Aspekte des Themas "Paul on Mission and Suffering" fokussieren die Beiträge von Scott Hafemann, The Role of Suffering in the Mission of Paul (165-184) und Hanna Stettler, An Interpretation of Colossians 1:24 in the Framework of Paul's Mission Theology (185-208). Während S. Hafemann Leiden und Schwachheit des Apostels (2Kor 4,9 ff.; 12,7 ff.; Gal 4,13) als sichtbares Zeichen seines Verkündigungsinhalts - des gekreuzigten Christus - und damit als Teil seiner missionarischen Existenz interpretiert, setzt H. Stettler einen anderen Akzent. Den enigmatischen Vers Kol 1,24 deutet sie im Kontext der auch im NT begegnenden Vorstellung von den messianischen Geburtswehen, d. h. einer Leidensperiode, die der Parusie Christi voraufgeht (vgl. Mt 24,8; Röm 8,18 ff.; 2Thess 2,6 f.). Mit seinen im Dienst der universalen Mission erlittenen Leiden wolle Paulus die der bedrängten Kirche "auffüllen", um die noch verbleibende Zeit bis zur Parusie zu verkürzen.

Die letzte Rubrik "Historical Contributions" bietet recht Unterschiedliches: Rainer Riesner, A Pre-Christian Jewish Mission? (211-250); I. Howard Marshall, Who were the evangelists? (251-263); Reidar Hvalvik, In Word and Deed: The Expansion of the Church in the pre-Constantinian Era (265-287). R. Riesner bekräftigt einmal mehr die mittlerweile auf breite Zustimmung stoßende These, eine jüdische Mission "in the sense of intended activity" (249, vgl. 223) habe es in neutestamentlicher Zeit und auch davor nicht gegeben. I. H. Marshall arbeitet heraus, dass die frühchristliche Mission nicht allein das Werk von Paulus, seinen Mitarbeitern und den übrigen Aposteln gewesen ist, sondern dass sich auch die Mitglieder der einzelnen Gemeinden in den Dienst der missionarischen Verkündigung gestellt wussten. R. Hvalvik skizziert die wesentliche Entwicklung bis zum Beginn des 4. Jh.s. Aufs Ganze gesehen lassen sich in dieser Epoche keine der Anfangsphase vergleichbaren missionarischen Aktivitäten erkennen. Die Attraktivität und stetige Verbreitung des christlichen Glaubens hatte andere Gründe: überzeugende Lebensführung, innergemeindliche Solidarität, Bereitschaft zum Martyrium, persönliche Kontakte zu Nichtchristen u. a.

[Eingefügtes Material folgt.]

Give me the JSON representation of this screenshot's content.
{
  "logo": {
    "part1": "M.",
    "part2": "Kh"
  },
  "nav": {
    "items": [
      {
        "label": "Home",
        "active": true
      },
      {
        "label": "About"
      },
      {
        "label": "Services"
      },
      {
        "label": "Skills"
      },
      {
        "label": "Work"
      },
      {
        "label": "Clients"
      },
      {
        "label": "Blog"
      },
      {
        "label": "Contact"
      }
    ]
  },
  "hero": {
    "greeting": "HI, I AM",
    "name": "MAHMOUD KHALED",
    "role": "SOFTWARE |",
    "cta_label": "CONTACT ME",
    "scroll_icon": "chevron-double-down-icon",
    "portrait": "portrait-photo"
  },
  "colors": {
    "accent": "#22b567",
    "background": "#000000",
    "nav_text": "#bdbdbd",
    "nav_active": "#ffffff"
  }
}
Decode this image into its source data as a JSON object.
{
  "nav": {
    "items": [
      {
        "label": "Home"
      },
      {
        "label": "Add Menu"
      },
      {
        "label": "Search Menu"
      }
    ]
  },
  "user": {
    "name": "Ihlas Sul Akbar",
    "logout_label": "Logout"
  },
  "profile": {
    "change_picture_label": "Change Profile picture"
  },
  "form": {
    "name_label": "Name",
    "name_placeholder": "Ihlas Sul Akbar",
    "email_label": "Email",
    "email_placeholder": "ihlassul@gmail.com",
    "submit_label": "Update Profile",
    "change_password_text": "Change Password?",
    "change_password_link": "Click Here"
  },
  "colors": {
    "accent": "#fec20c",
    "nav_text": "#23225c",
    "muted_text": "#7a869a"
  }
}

Der thematisch weit gespannte und inhaltsreiche Sammelband bietet eine Fülle von Anregungen, die vielfach neues Licht auf alte Fragen werfen. Zu Recht heben nahezu alle Beiträge den missionarischen Impetus der frühen Christenheit hervor, ohne den sie vermutlich eine marginale Größe geblieben wäre. Bisweilen wird jedoch der Eindruck erweckt, als gebe es innerhalb der neutestamentlichen Schriften keinerlei Indizien für quellenkritische Probleme. Dadurch besteht die Gefahr, historische Wirklichkeit und theologisch gedeutete Wirklichkeit stillschweigend zu identifizieren, was hermeneutisch und erkenntnistheoretisch gleichermaßen naiv wäre. Erstaunlich ist auch die methodische Unbefangenheit, mit der denkbare traditions- und textgeschichtliche Zusammenhänge unter der Hand ihren hypothetischen Charakter verlieren und als Stützpfeiler zur Rekonstruktion exegetisch wie historisch höchst umstrittener Sachverhalte herhalten müssen (so z. B. bei J. Ådna). Obwohl sich mehrere Beiträge speziell mit dem zentralen Abschnitt Mt 28,16-20 beschäftigen, bleibt fast völlig außerhalb des Blickfelds, welche Konsequenzen sich aus ihm für eine theologisch reflektierte und verantwortlich gestaltete missionarische Praxis heute ergeben. Die brisante Frage nach der theologischen Legitimität der Judenmission ist dabei nur eine von vielen, wenngleich sie für das Selbstverständnis der christlichen Kirchen fundamental ist. An diesem Punkt hätten die Autoren ohne gesuchte Künstlichkeit den Gegenwartsbezug exegetischer Arbeit deutlich machen können. Insgesamt ist mit den Hgg. zu hoffen, dass der - für viele Interessierte wohl unerschwinglich teure - Band das Seine dazu leistet, unter Rückbindung an die neutestamentlichen Zeugnisse über Grund und Ziel christlicher Mission erneut nachzudenken und ihren konfessorischen Charakter in dialogischer Offenheit zu wahren.

Fussnoten:

1) Die deutsche Fassung ist schon früher veröffentlicht worden, Zur missionsgeschichtlichen Bedeutung von Mt 28,16-20, EvTh 59, 1999, 108-130.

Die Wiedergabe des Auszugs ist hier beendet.